In plain language: "does (max-width: 1200px) match? If not, move on. The next value—calc(80vw - 2em)—has no qualifying condition, so this is the one selected.

Now that you've provided the browser with all this information about your img element—potential sources, inherent widths, and how you intend to present the image to the user—the browser uses a fuzzy set of rules for determining what to do with that information. If that sounds vague, well, that's because it is—by design. The source-selection algorithm encoded in the HTML specification is explicitly vague on how a source should be chosen. Once the sources, their descriptors, and how the image will be rendered has all been parsed, the browser is free to do whatever it wants—you can't know for certain which source the browser will choose.

A syntax that says "use this source on a high-resolution display" would be predictable, but it wouldn't address the core problem with images in a responsive layout: conserving user bandwidth. A screen's pixel density is only tangentially related to internet connection speed, if at all. If you are using a top-of-the-line laptop, but browsing the web by way of a metered connection, tethered to your phone, or using a shaky airplane wifi connection—you might want to opt out of high-resolution image sources, regardless of the quality of your display.

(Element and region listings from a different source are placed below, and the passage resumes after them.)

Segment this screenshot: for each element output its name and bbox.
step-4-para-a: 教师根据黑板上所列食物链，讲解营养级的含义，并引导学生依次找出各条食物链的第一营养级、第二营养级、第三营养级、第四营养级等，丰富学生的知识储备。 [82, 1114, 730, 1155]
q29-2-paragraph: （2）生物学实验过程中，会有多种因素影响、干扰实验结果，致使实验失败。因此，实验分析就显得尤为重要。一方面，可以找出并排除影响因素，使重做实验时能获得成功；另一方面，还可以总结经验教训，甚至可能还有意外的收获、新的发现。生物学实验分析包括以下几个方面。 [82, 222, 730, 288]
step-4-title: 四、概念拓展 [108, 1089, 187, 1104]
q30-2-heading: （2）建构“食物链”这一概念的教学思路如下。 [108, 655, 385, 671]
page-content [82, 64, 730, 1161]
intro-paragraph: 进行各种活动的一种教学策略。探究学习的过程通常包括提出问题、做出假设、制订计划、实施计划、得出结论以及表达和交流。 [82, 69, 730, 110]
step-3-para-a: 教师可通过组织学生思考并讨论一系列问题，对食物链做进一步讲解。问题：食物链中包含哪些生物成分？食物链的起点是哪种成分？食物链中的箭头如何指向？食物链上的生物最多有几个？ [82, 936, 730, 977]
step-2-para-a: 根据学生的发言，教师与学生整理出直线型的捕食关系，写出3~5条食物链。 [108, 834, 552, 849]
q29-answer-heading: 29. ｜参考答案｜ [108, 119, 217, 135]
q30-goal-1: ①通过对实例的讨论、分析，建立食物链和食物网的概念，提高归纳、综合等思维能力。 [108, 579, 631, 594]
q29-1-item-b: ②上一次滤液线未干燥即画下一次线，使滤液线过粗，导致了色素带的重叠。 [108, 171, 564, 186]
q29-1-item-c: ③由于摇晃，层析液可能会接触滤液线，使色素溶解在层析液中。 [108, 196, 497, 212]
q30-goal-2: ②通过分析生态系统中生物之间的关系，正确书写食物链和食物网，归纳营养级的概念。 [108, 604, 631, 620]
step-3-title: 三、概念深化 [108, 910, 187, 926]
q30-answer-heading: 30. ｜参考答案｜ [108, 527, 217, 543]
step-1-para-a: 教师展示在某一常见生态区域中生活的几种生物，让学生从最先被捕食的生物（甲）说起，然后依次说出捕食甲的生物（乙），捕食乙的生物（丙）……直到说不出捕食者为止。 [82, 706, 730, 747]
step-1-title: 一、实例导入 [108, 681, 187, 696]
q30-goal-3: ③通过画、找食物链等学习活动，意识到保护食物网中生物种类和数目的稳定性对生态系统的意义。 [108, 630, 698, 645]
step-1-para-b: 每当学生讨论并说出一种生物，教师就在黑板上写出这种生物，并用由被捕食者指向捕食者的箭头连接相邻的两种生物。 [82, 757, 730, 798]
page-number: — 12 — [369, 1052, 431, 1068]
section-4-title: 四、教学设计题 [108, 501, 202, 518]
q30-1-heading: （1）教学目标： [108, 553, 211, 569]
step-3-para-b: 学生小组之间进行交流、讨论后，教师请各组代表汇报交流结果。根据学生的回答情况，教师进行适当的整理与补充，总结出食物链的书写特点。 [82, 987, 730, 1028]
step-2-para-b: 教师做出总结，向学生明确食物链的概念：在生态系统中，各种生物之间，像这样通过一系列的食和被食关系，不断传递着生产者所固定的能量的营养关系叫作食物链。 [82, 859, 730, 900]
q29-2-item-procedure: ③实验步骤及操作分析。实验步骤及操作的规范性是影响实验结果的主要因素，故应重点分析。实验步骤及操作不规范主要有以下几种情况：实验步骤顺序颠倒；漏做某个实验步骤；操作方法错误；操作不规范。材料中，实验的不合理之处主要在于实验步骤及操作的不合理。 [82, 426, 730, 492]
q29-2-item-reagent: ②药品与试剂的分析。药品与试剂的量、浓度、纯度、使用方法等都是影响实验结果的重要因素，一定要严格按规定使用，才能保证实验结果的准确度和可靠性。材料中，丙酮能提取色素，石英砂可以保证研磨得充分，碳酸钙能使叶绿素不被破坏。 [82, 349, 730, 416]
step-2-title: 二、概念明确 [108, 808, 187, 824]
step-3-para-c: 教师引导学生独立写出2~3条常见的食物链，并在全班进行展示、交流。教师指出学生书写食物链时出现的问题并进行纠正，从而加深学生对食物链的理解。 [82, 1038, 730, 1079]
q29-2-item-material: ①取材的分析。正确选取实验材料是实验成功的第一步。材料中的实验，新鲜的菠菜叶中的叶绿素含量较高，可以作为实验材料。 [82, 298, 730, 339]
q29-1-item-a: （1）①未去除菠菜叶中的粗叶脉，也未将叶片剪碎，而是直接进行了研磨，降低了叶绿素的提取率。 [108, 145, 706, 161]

Leaving the final say to the browser allows for far more performance improvements than we could manage with a strictly prescriptive syntax. For example: in most browsers, an img using the srcset or sizes syntax will never bother requesting a source with smaller dimensions than one that the user already has in their browser's cache. What would be the point in making a new request for a source that would look identical, when the browser can seamlessly downscale the image source it already has? But if the user scales their viewport up to the point where a new image is needed in order to avoid upscaling, that request will still get made, so everything looks the way you expect.

That lack of explicit control can sound a little scary at face value, but because you're using source files with identical content, we're no more likely to present users with a "broken" experience than we would with a single-source src, regardless of the decisions made by the browser.

Using sizes and srcset

This is a lot of information—both for you, the reader, and for the browser. srcset and sizes are both dense syntaxes, describing a shocking amount of information in relatively few characters. That is, for better or worse, by design: making these syntaxes less terse—and more easily parsed by us humans—could have made them more difficult for a browser to parse. The more complexity added to a string, the more potential there is for parser errors or unintentional differences in behavior from one browser to another. There's an upside here, however: a syntax more easily read by machines is a syntax more easily written by them.

srcset is a clear-cut case for automation. It's rare that you'll be hand-crafting multiple versions of your images for a production environment, instead automating the process using a task runner like Gulp, a bundler like Webpack, a third-party CDN like Cloudinary, or functionality already built into your CMS of choice. Given enough information to generate our sources in the first place, a system would have enough information to write them into a viable srcset attribute.

sizes is a little more difficult to automate. As you know, the only way a system can calculate the size of an image in a rendered layout is to have rendered the layout. Fortunately, a number of developer tools have popped up to abstract away the process of hand-writing sizes attributes—with an efficiency you could never match by hand. respImageLint, for example, is a snippet of code intended to vet your sizes attributes for accuracy and provide suggestions for improvement. The Lazysizes project compromises some speed for efficiency by deferring image requests until after the layout has been established, allowing JavaScript to generate sizes values for you. If you're using a fully client-side rendering framework such as React or Vue, there are a number of solutions for authoring and/or generating srcset and sizes attributes, which we'll discuss further in CMS and Frameworks.